Mind you, it is hardly a masterwork. Sodden with plot and stuffed with pleasant but generic pop, R&B and gospel music, the show feels like a singing version of a Reader's Digest condensed book. But in the central role of the downtrodden Celie, whose long trudge to emotional fulfillment the musical traces, Fantasia exudes a sweetness, simplicity and honesty that gives it a core of authentic feeling.

She is, to begin with, more naturally suited to the role than LaChanze, who won a Tony for it last year. (Performers in possession of last names need not apply apparently.) Just 22 years old, Fantasia is wholly convincing as a gawky adolescent yanked from girlish daydreams into the brutal truths of life when she is impregnated by her father. Squirming with excitement and awe as she fondles the baby soon to be pulled from her arms, her big shy smile could break your heart. As Celie moves through a life of poverty and hardship, the return of that sunbeam grin is a moving testament to the innocence of heart she retains despite all the setbacks she endures.

Much is made of Celie's unattractiveness. She is essentially sold off by her father to a brutish husband as if she were a workhorse with a lame leg. LaChanze, though a skilled singer and actress, couldn't disguise her natural beauty and poise. Fantasia possesses her own beauty, but it is more idiosyncratic, and as Celie she moves with the uneven amble of a woman trained at a young age to debilitating drudgery and a carelessness about her looks.

Her singing is strong if hardly spectacular by the standards of soulful belters, prize or no prize.
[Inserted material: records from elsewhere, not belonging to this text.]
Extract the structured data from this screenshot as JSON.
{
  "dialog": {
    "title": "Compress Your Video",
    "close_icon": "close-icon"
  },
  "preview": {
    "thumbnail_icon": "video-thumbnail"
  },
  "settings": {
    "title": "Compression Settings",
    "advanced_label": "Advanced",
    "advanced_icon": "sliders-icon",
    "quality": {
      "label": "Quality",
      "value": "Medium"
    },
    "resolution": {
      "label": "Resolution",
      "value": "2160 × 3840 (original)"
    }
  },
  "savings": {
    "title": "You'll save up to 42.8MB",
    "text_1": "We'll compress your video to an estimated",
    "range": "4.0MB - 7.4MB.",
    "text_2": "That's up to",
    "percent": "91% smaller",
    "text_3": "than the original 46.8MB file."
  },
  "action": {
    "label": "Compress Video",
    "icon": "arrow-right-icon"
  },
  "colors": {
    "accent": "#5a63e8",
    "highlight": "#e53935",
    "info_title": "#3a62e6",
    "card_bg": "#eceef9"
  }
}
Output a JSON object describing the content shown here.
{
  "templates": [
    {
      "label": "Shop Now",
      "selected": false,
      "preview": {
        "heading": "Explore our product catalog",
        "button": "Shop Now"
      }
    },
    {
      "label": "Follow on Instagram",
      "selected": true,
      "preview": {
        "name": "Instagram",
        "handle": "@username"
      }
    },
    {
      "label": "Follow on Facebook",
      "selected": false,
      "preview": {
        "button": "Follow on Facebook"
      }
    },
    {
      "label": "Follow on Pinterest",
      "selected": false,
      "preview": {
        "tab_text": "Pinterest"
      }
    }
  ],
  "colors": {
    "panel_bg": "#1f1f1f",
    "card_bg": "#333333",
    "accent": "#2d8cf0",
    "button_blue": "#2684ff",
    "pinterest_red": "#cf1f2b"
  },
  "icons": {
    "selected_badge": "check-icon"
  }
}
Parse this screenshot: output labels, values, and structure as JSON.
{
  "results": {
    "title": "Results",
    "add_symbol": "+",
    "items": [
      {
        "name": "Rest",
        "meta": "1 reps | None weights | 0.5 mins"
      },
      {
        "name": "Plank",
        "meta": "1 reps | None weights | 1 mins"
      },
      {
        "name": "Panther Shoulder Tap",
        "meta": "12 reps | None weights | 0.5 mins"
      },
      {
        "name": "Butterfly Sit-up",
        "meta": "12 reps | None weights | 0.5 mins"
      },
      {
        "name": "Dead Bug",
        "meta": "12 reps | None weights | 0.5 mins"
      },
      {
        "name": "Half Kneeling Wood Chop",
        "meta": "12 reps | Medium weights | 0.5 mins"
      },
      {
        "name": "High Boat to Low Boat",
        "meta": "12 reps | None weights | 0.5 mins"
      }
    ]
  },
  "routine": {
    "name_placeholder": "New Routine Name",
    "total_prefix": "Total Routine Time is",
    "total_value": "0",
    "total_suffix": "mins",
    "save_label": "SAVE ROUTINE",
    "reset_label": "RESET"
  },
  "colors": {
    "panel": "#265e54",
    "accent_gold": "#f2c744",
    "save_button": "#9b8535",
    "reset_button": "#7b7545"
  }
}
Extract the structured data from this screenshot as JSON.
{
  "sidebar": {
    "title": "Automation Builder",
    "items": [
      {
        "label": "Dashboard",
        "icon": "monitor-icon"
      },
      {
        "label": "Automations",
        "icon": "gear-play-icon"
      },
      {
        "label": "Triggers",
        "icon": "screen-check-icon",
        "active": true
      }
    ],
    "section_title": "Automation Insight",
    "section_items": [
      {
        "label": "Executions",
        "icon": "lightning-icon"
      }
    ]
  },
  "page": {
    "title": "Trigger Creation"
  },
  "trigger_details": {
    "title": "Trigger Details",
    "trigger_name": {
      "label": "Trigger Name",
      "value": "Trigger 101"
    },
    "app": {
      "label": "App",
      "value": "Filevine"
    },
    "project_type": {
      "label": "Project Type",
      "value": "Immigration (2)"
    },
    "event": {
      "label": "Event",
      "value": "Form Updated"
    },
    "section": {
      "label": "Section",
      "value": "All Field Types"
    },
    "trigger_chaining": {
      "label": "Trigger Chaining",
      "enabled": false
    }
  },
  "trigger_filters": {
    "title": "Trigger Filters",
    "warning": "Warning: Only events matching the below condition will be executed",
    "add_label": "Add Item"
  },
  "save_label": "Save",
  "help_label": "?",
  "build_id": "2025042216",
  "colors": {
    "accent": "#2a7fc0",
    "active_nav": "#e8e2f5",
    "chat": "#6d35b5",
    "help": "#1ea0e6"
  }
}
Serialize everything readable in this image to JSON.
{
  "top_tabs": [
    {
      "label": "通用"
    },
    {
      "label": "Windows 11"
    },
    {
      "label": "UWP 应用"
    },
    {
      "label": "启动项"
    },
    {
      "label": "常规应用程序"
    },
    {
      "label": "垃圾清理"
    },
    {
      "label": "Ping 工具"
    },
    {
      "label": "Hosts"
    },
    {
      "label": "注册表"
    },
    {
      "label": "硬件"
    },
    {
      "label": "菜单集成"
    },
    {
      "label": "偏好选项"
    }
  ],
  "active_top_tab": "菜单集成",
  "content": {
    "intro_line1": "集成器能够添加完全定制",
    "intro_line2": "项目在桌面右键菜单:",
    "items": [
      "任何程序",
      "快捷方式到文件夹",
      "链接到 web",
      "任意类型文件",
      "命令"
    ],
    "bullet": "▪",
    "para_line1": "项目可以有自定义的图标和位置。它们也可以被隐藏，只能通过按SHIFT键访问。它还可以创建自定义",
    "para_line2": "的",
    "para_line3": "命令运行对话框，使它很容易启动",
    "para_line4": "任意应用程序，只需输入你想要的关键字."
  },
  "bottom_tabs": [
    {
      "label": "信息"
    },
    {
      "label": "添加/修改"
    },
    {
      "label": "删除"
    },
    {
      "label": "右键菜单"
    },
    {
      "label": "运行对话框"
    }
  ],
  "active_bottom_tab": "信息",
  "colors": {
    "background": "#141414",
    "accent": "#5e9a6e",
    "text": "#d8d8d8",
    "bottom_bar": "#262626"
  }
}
Unfortunately Celie is not given much in the way of rewarding music in the score by Brenda Russell, Allee Willis and Stephen Bray. This is probably a strategy designed to symbolize Celie's status as a woman with no voice in her own destiny. But in theatrical terms it's unsatisfying.

Poor Celie is relegated to the margins of her own musical as Elisabeth Withers-Mendes's bawdy bad girl, Shug Avery, shimmies in the spotlight. Even when Celie at last works up the courage to leave her husband, she is perversely allowed but a few bars of music to lay down a personal manifesto. The woman's life is misery; for God's sake, people, at least give her a few good songs.

On the occasions when Celie lets loose, you can't complain that an alumna of "American Idol" is despoiling the standards of Broadway musicianship with the kind of yowling histrionics the television show is famed for. That kind of high-octane note bending is already built into the climactic moments in "The Color Purple." At least Fantasia unleashes it with a feeling of connection to the dramatic moment.

She is not the only newcomer to the cast. Ms. Withers-Mendes, elegant and sassy as Celie's savior/ soul-sister/lover, Shug, is one of the few holdovers, along with Krisha Marcano in the minor role of Squeak. NaTasha Yvette Williams and Chaz Lamar Shepherd now play the warring spouses Sofia and Harpo with an emphasis on their status as comic relief. Darlesia Cearcy sings powerfully as Celie's sister, Nettie. But there is virtually nothing Alton Fitzgerald White can do to enliven the role of Mister, Celie's scowling husband, who turns repentant and noble in the final scenes. Mister is the rare fictional character who is just as boring when he's bad as he is when he's good.